With his coverage starting June 1, 2012, Rudy will enter the doughnut hole around December. In January 2013, his coverage will restart and he will re-enter the doughnut hole around July 2013.
There Is Some Doughnut Hole Good News
Now, there is some good news-- though not to Conservatives who already have great coverage. In 2011, the Affordable Care Act mandated that, while in the doughnut hole, listed brand name drugs will be covered by 50%. Because Rudy's costliest drugs are on the list, while he is in the doughnut hole, his monthly prescription costs will rise from $86 per month to $297, instead of over $500.
The figures used for Rudy's situation are real, but do not account for unexpected prescriptions that Rudy may require in future.
Medicare Is Complicated-- Get Help
As you can see in this example-- a tiny sliver of the Medicare system-- whether it's good news or bad, it's vastly complicated and compounded by partial privatization. You can't go to one place for all the answers, though a good starting place is medicare.gov. Also, avail yourself of any local government and non-profit agencies. You will likely end up talking to an insurance agent, but I advise you to end up there and don't start there. Agents are, after all trying to make a living and are likely to be biased toward plans that they get a commission on.

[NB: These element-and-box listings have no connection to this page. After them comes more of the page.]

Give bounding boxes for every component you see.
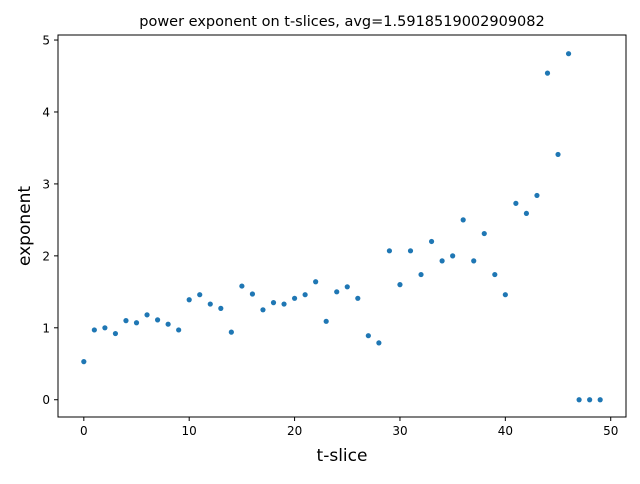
data-point — [165, 321, 171, 327]
data-point — [197, 292, 203, 298]
data-point — [154, 317, 161, 323]
y-tick-label: 4 — [42, 105, 50, 119]
x-tick-label: 20 — [287, 424, 302, 438]
data-point — [239, 283, 245, 289]
data-point — [534, 192, 540, 199]
data-point — [523, 210, 530, 217]
data-point — [365, 333, 371, 339]
x-tick-label: 0 — [80, 424, 88, 438]
data-point — [323, 318, 329, 324]
data-point — [281, 301, 287, 307]
data-point — [513, 200, 519, 206]
data-point — [576, 397, 582, 403]
data-point — [249, 291, 256, 297]
data-point — [313, 279, 319, 285]
data-point — [418, 271, 424, 278]
data-point — [302, 292, 308, 298]
y-tick-label: 2 — [42, 249, 50, 263]
y-tick-label: 3 — [42, 177, 50, 191]
data-point — [587, 397, 593, 403]
data-point — [270, 300, 277, 306]
x-tick-label: 40 — [498, 424, 513, 438]
chart-title: power exponent on t-slices, avg=1.591851… — [139, 14, 544, 30]
data-point — [565, 51, 572, 57]
x-tick-label: 30 — [392, 424, 407, 438]
x-axis-label: t-slice — [317, 446, 368, 466]
y-axis-label: exponent — [15, 186, 35, 266]
data-point — [91, 327, 97, 333]
data-point — [133, 320, 140, 326]
data-point — [597, 397, 603, 403]
data-point — [176, 327, 182, 333]
data-point — [460, 217, 466, 223]
data-point — [481, 230, 487, 237]
data-point — [218, 305, 224, 311]
data-point — [397, 282, 403, 288]
data-point — [334, 289, 340, 295]
data-point — [502, 292, 508, 298]
data-point — [450, 253, 456, 259]
data-point — [355, 295, 361, 301]
data-point — [544, 70, 551, 76]
data-point — [555, 151, 561, 158]
data-point — [186, 297, 192, 303]
y-tick-label: 1 — [42, 321, 50, 335]
data-point — [260, 307, 266, 313]
data-point — [376, 340, 382, 346]
data-point — [439, 258, 445, 264]
data-point — [207, 301, 213, 307]
data-point — [492, 271, 498, 278]
data-point — [123, 318, 129, 324]
data-point — [228, 329, 234, 335]
data-point — [344, 284, 350, 290]
plot-frame — [57, 34, 627, 418]
data-point — [81, 359, 87, 365]
data-point — [291, 295, 298, 301]
data-point — [386, 248, 393, 254]
data-point — [428, 238, 435, 245]
data-point — [407, 248, 414, 254]
x-tick-label: 10 — [182, 424, 197, 438]
points-layer — [81, 51, 603, 403]
data-point — [471, 258, 477, 264]
y-tick-label: 5 — [42, 34, 50, 48]
data-point — [102, 325, 108, 331]
data-point — [112, 330, 119, 337]
ticks-layer: 0 10 20 30 40 50 0 1 2 3 4 5 — [42, 34, 618, 438]
x-tick-label: 50 — [603, 424, 618, 438]
y-tick-label: 0 — [42, 393, 50, 407]
data-point — [144, 312, 150, 318]
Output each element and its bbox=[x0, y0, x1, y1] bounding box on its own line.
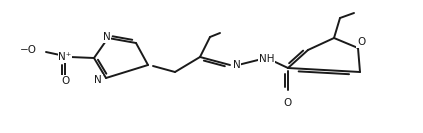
Text: O: O bbox=[357, 37, 365, 47]
Text: N: N bbox=[103, 32, 111, 42]
Text: N: N bbox=[94, 75, 102, 85]
Text: −O: −O bbox=[20, 45, 37, 55]
Text: NH: NH bbox=[259, 54, 275, 64]
Text: N: N bbox=[233, 60, 241, 70]
Text: N⁺: N⁺ bbox=[58, 52, 71, 62]
Text: O: O bbox=[61, 76, 69, 86]
Text: O: O bbox=[284, 98, 292, 108]
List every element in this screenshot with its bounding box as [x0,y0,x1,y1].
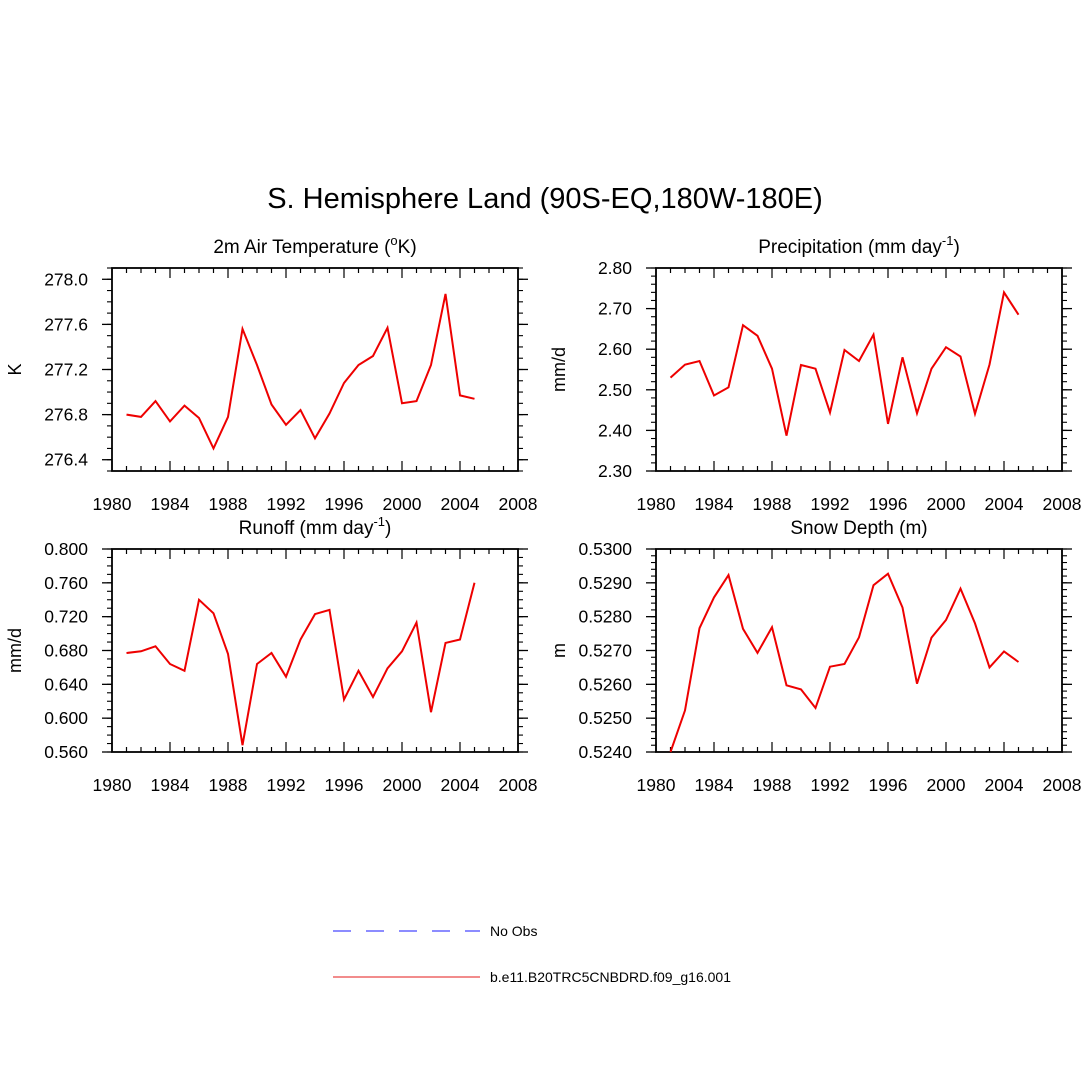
y-tick-label: 276.4 [44,450,88,470]
panel-title-suffix: K) [398,237,417,258]
x-tick-label: 2008 [499,775,538,795]
y-axis-label: K [5,363,25,375]
y-tick-label: 2.60 [598,339,632,359]
panel-title-text: Precipitation (mm day [758,237,942,258]
x-tick-label: 2004 [985,775,1024,795]
series-line [126,582,476,746]
x-tick-label: 1984 [695,775,734,795]
x-tick-label: 2004 [441,775,480,795]
panel-title: 2m Air Temperature (oK) [213,233,416,258]
y-tick-label: 0.5240 [578,742,632,762]
panel-snow: Snow Depth (m) m 1980 1984 1988 1992 1996 2000 2… [549,518,1081,795]
panel-title-superscript: o [390,233,397,248]
x-tick-label: 1996 [869,494,908,514]
y-tick-label: 0.5300 [578,539,632,559]
x-tick-label: 2004 [985,494,1024,514]
y-tick-label: 277.6 [44,314,88,334]
x-tick-label: 1980 [637,494,676,514]
panel-title-text: 2m Air Temperature ( [213,237,391,258]
panel-title: Precipitation (mm day-1) [758,233,960,258]
x-tick-label: 1980 [93,775,132,795]
y-tick-label: 0.560 [44,742,88,762]
panel-title-superscript: -1 [373,514,385,529]
y-tick-label: 2.50 [598,380,632,400]
y-tick-label: 0.760 [44,573,88,593]
y-tick-label: 0.720 [44,607,88,627]
x-tick-label: 1988 [753,494,792,514]
y-tick-label: 277.2 [44,360,88,380]
x-tick-label: 1984 [151,494,190,514]
x-tick-label: 1996 [325,494,364,514]
y-tick-label: 0.640 [44,674,88,694]
y-axis-label: mm/d [549,347,569,392]
y-tick-label: 2.80 [598,258,632,278]
panel-title-suffix: ) [385,518,391,539]
y-tick-label: 0.5280 [578,607,632,627]
main-title: S. Hemisphere Land (90S-EQ,180W-180E) [267,183,823,215]
panel-title-text: Runoff (mm day [239,518,374,539]
x-tick-label: 1980 [637,775,676,795]
y-axis-label: mm/d [5,628,25,673]
y-tick-label: 0.5270 [578,641,632,661]
plot-frame [655,548,1063,753]
series-line [669,289,1020,436]
y-tick-label: 0.800 [44,539,88,559]
panel-title-suffix: ) [953,237,959,258]
panel-title-superscript: -1 [942,233,954,248]
x-tick-label: 2008 [499,494,538,514]
y-axis-label: m [549,643,569,658]
legend: No Obs b.e11.B20TRC5CNBDRD.f09_g16.001 [333,923,731,985]
x-tick-label: 2000 [383,494,422,514]
x-tick-label: 1992 [811,494,850,514]
x-tick-label: 2004 [441,494,480,514]
x-tick-label: 1980 [93,494,132,514]
x-tick-label: 1984 [695,494,734,514]
x-tick-label: 2000 [927,775,966,795]
y-tick-label: 0.5290 [578,573,632,593]
y-tick-label: 0.680 [44,641,88,661]
y-tick-label: 2.30 [598,461,632,481]
panel-precip: Precipitation (mm day-1) mm/d 1980 1984 1988… [549,233,1081,514]
y-tick-label: 0.5260 [578,674,632,694]
y-tick-label: 278.0 [44,269,88,289]
series-line [669,572,1020,753]
panel-title: Runoff (mm day-1) [239,514,392,539]
x-tick-label: 1992 [267,775,306,795]
x-tick-label: 2000 [383,775,422,795]
x-tick-label: 1992 [267,494,306,514]
panel-title-text: Snow Depth (m) [790,518,927,539]
legend-label: b.e11.B20TRC5CNBDRD.f09_g16.001 [490,969,731,985]
panel-title: Snow Depth (m) [790,518,927,539]
x-tick-label: 2008 [1043,775,1082,795]
x-tick-label: 1992 [811,775,850,795]
y-tick-label: 276.8 [44,405,88,425]
x-tick-label: 1984 [151,775,190,795]
plot-frame [111,548,519,753]
legend-label: No Obs [490,923,537,939]
x-tick-label: 1988 [209,775,248,795]
panel-runoff: Runoff (mm day-1) mm/d 1980 1984 1988 1992 199… [5,514,537,795]
x-tick-label: 2008 [1043,494,1082,514]
x-tick-label: 1996 [869,775,908,795]
plot-frame [655,267,1063,472]
y-tick-label: 2.70 [598,299,632,319]
y-tick-label: 0.5250 [578,708,632,728]
x-tick-label: 1996 [325,775,364,795]
y-tick-label: 0.600 [44,708,88,728]
series-line [126,293,475,451]
x-tick-label: 1988 [209,494,248,514]
panel-temp: 2m Air Temperature (oK) K 1980 1984 1988 1992… [5,233,537,514]
y-tick-label: 2.40 [598,420,632,440]
x-tick-label: 2000 [927,494,966,514]
x-tick-label: 1988 [753,775,792,795]
panels: 2m Air Temperature (oK) K 1980 1984 1988 1992… [5,233,1081,795]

An Aside: Spousal Benefit Reduced by Early Retirement
It is important to keep on top of the rules and regulations when it comes to Social Security, Medicare, etc. A case in point: Several years ago you could retire at 62, start receiving benefits and, if you changed your mind, you could pay back the monies received and retire later, receiving higher benefits. When it was discovered that the spousal benefit percentage was also tied to when you retired, by retiring at 62, the spousal benefit was reduced to 35% instead of the 50% so often touted. This was enough to warrant paying back the monies and resetting the wife's retirement.
Unfortunately, they'd changed the rules without informing people. The option to repay and reset had been quietly removed. Since this was classified as a “procedural” rule, they weren't obligated to inform recipients of the change or grandfather the change in. Anyone who had thought they had the right to change their mind were permanently stuck at the lower percentage.
Conclusion
In conclusion, the Medicare Drug Plan's doughnut hole is wider than you thought, though perhaps not as deep as you thought and the process is more confusing than you feared.